Video is the iPhone’s own zone and the 12 Pro Max continues its hegemony there. For all the specs the competition boasts of, there is nothing that is quite as simple to use and get amazing results from. With better and still simpler video editing options on the Photos app itself in iOS 14, you can do a whole lot more with videos on the iPhone. In videos too, you could see the 12 Pro Max’s edge over the other 12 series devices mainly in low light, although careful watching did hint at slightly more detail in normal light too. The selfie camera is, however, very similar to the one on the 12 Pro – a 12-megapixel affair capable of some very good, realistic shots. Do not expect your skin to be smoothened and your bad save to be disguised here. Portrait mode works fine, although we did find it a little overdone at times (just like on the rear cameras). This is not a selfie champ, but is nevertheless a very good option for the times when you want to shoot yourself – the results will NOT want you to shoot yourself with something else!

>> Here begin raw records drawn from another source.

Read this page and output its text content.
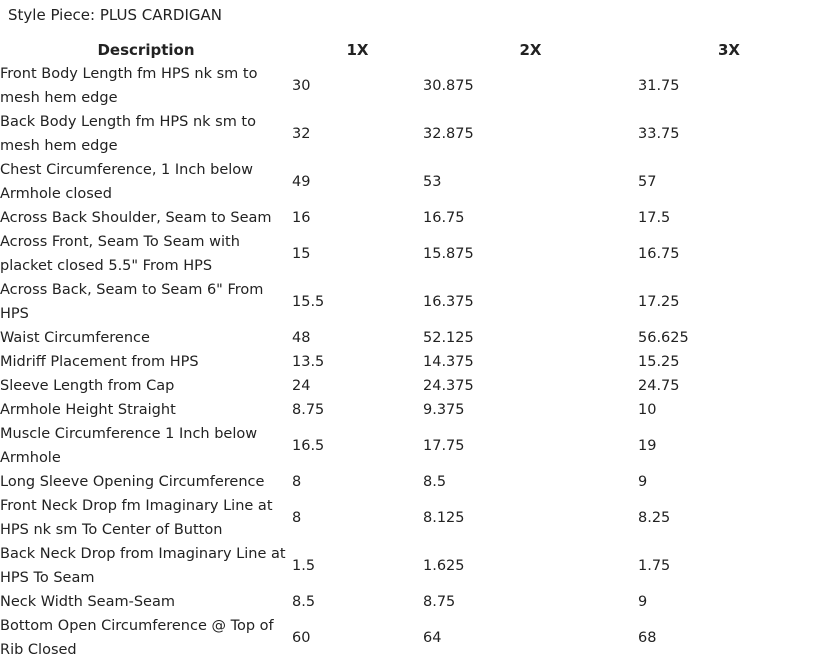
Style Piece: PLUS CARDIGAN
Description	1X	2X	3X
Front Body Length fm HPS nk sm to mesh hem edge	30	30.875	31.75
Back Body Length fm HPS nk sm to mesh hem edge	32	32.875	33.75
Chest Circumference, 1 Inch below Armhole closed	49	53	57
Across Back Shoulder, Seam to Seam	16	16.75	17.5
Across Front, Seam To Seam with placket closed 5.5" From HPS	15	15.875	16.75
Across Back, Seam to Seam 6" From HPS	15.5	16.375	17.25
Waist Circumference	48	52.125	56.625
Midriff Placement from HPS	13.5	14.375	15.25
Sleeve Length from Cap	24	24.375	24.75
Armhole Height Straight	8.75	9.375	10
Muscle Circumference 1 Inch below Armhole	16.5	17.75	19
Long Sleeve Opening Circumference	8	8.5	9
Front Neck Drop fm Imaginary Line at HPS nk sm To Center of Button	8	8.125	8.25
Back Neck Drop from Imaginary Line at HPS To Seam	1.5	1.625	1.75
Neck Width Seam-Seam	8.5	8.75	9
Bottom Open Circumference @ Top of Rib Closed	60	64	68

And of course, with its big, impressive display and the A14 Bionic chip, the iPhone 12 Pro Max is the best suited of all iPhones for heavy-duty image and video editing on the device itself.
Much better than the best…and consistency remains key!
The big question of course is: how does all this compare with the competition, which comprises the Samsung flagships, the Pixels, and the Mi 10 range (which has been one of the dark horses in photography this year)? Well, we have to say the iPhone 12 Pro Max is in a different zone. It is not always going to serve up super pleasant shots, but it will give you snaps that are very similar to what you actually saw and will actually more often than not deliver enough detail for you to make very effective edits. We even like the size of the phone, because you get to see so much of the scene on that massive, yet outstanding display, especially while shooting videos.
And of course, the real secret weapon of the iPhone camera remains in place – the legendary consistency. It will not give you a 108-megapixel snap, or one overrun with detail or daubed with colors that seem fresh off a palette, or even shots that light up the night making it feel more like twilight (a flaw that ironically the iPhone 12 shares). No, the iPhone 12 Pro Max will simply deliver consistent quality again and again and again with the same realistic colors and now more detail than ever before. With a very handy zoom and staggeringly good main sensor, the iPhone 12 Pro Max pretty much puts the iPhone right back on top of the photography heap. In terms of sheer consistent quality, whether it is color or detail.
And this is when we have not even seen the ProRaw format.